In Windows SharePoint Services 3.0, access to Web sites, lists, folders, and list items is controlled through a role-based membership system by which users are assigned to roles that authorize their access to Windows SharePoint Services objects.
To give a user access to an object, you can either adding the user to a group that already has permissions on the object, or create a role assignment object, setting the user for the role assignment, optionally binding the role assignment to the appropriate role definition with base permissions, and then adding the assignment to the collection of role assignments for the list item, folder, list, or Web site. If you do not bind the role assignment to a role definition when assigning a user to a role, the user has no permissions.
Windows SharePoint Services provides the following ways to control access to its objects:
- Objects can either use the same permissions as the parent Web site, list, or folder, inheriting both the roles and users available on the parent object, or they can use unique permissions.

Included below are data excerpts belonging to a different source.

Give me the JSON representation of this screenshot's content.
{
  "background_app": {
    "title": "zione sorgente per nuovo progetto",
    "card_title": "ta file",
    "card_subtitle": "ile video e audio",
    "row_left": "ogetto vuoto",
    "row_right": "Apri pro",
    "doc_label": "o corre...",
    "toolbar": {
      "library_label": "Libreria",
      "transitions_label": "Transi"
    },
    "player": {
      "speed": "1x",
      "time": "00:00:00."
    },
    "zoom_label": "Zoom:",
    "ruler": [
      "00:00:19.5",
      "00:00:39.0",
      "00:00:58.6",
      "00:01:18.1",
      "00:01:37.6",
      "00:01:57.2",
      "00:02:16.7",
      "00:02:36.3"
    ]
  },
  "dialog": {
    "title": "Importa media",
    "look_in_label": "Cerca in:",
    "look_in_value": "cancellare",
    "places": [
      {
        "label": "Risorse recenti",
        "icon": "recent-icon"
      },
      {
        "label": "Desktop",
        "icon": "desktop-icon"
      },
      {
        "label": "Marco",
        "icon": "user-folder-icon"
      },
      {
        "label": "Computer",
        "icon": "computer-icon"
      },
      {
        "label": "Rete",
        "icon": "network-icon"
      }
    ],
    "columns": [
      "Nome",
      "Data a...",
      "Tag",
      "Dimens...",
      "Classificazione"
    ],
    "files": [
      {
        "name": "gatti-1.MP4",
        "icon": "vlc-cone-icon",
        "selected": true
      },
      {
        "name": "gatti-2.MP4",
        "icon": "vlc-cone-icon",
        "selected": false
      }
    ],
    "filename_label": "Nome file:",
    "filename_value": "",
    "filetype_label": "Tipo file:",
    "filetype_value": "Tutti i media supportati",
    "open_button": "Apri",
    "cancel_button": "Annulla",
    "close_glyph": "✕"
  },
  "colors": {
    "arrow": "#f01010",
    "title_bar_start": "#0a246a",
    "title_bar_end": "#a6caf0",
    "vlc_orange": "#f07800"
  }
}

- Sites, lists, folders, and items each provide role assignment collections, allowing fine management of user access to objects.
- In Windows SharePoint Services 3.0, there is only one kind of group, previously called a cross-site group. Groups consist of users, and may or may not be assigned to roles. Windows SharePoint Services includes the following three groups, by default:
- owners (administrator)
- members (contributor)
- visitors (reader)
When you create a Web site with unique permissions through the user interface, you are directed to a page where you can assign users to these groups as part of provisioning the site.
- Anonymous access allows users to contribute anonymously to lists and surveys, or to view pages anonymously. You can also grant access to "all authenticated users" to allow all members of your domain to access a Web site without having to enable anonymous access.
- Site creation rights (CreateSSCSite and ManageSubwebs) control whether users can create top-level Web sites, subsites, or workspaces.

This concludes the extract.